Ekspert fundacji ClientEarth Wojciech Kukuła podkreśla, że znowelizowana unijna dyrektywa wymaga, żeby całość środków z Funduszu Modernizacyjnego była wydawana na zielone technologie i niskoemisyjną transformację gospodarki. Zauważa też, że środki zastępujące bezpłatne uprawnienia mogły powędrować do zupełnie innych sektorów elektroenergetycznych. Z raportu ClientEarth, Zajdler Energy Lawyers & Consultants i Aurora Energy Research wynika, że najbardziej efektywne byłoby skierowanie tych dochodów właśnie do sektorów innych niż elektroenergetyczny, zwłaszcza nieobjętych systemem ETS, ponieważ w nich będzie trudno osiągnąć Polsce cele redukcyjne. Ponadto potrzebna jest m.in. pomoc na sprawiedliwą transformację regionów nadal mocno uzależnionych od przemysłu górniczego.
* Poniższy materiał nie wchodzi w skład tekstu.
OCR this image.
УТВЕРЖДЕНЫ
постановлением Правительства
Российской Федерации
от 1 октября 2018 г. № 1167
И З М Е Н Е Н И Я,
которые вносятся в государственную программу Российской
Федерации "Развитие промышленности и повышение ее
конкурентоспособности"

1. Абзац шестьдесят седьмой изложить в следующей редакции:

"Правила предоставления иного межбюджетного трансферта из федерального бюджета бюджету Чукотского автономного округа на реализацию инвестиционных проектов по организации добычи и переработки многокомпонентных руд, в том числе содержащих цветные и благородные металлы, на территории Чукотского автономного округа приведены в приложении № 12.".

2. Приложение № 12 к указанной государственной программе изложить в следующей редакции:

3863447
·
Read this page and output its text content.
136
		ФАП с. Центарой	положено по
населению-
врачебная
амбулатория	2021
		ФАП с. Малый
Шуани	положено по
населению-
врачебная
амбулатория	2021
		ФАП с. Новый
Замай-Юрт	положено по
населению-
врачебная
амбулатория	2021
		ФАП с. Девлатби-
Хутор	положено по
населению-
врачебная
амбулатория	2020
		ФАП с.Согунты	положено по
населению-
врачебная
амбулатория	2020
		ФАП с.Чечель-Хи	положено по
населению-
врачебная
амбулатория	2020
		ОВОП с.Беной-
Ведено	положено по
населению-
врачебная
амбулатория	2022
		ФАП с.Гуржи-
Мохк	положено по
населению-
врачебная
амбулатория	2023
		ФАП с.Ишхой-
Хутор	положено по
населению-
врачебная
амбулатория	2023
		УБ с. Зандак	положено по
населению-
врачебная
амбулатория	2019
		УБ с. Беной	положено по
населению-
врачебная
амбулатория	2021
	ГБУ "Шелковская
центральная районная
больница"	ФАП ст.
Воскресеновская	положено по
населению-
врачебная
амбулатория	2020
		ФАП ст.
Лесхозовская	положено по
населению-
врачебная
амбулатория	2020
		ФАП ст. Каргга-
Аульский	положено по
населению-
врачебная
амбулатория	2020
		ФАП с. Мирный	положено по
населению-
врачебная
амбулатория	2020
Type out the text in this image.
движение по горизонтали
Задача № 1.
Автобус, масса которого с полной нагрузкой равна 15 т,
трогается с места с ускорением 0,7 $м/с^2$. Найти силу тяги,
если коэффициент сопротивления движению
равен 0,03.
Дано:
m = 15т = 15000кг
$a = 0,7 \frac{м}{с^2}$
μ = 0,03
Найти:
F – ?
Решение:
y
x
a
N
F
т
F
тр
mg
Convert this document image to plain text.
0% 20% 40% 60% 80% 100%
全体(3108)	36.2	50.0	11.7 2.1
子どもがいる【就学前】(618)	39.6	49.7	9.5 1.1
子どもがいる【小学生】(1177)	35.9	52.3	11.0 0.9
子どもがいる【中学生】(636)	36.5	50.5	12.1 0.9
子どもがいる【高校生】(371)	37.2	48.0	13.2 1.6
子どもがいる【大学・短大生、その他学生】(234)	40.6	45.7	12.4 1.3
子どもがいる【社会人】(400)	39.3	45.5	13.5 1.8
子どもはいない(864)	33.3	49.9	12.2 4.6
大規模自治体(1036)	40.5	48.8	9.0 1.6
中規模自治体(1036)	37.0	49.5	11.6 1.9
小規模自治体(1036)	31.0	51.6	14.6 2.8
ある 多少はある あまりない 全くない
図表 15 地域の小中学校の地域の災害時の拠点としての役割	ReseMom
– Z rekomendacji wynika, że mimo iż nie będzie już darmowych pozwoleń dla polskich elektrowni, to większość pieniędzy ze wszystkich mechanizmów EU ETS zostanie przekierowana do sektora elektroenergetycznego – ocenia Kukuła. Jak przyznaje, nie jest zaskoczony, że także część Funduszu Modernizacyjnego ma być przeznaczona na sektor elektroenergetyczny. – Co najmniej od początku tego roku było wiadomo, że tak to może wyglądać – mówi prawnik. Zauważa jednak, że nie było transparentnych konsultacji publicznych w tej sprawie, tylko wewnętrzne.

Elastyczne wydatki

Największym zaskoczeniem, jego zdaniem, jest wybór funduszu celowego jako formy wydatkowania środków z puli przychodów ze sprzedaży pozwoleń, które mogły zostać przydzielone bezpłatnie energetyce. – Nie wiadomo, ile pozwolenie będzie warte, a tutaj pomoc byłaby przyznawana najpewniej w formie dotacji, czyli fizycznych pieniędzy. Wcześniej była jednak raczej mowa, żeby dofinansować nimi Fundusz Modernizacyjny lub, ewentualnie, zasilić budżet państwa – podkreśla Kukuła. Zaznacza, że gdyby te pieniądze przechodziły przez FM, to obowiązywałyby procedury unijne i projekty zatwierdzałby Europejski Bank Inwestycyjny, a nowo utworzonym funduszem celowym ma zarządzać Ministerstwo Energii, co daje większą elastyczność w ich wydatkowaniu władzom krajowym.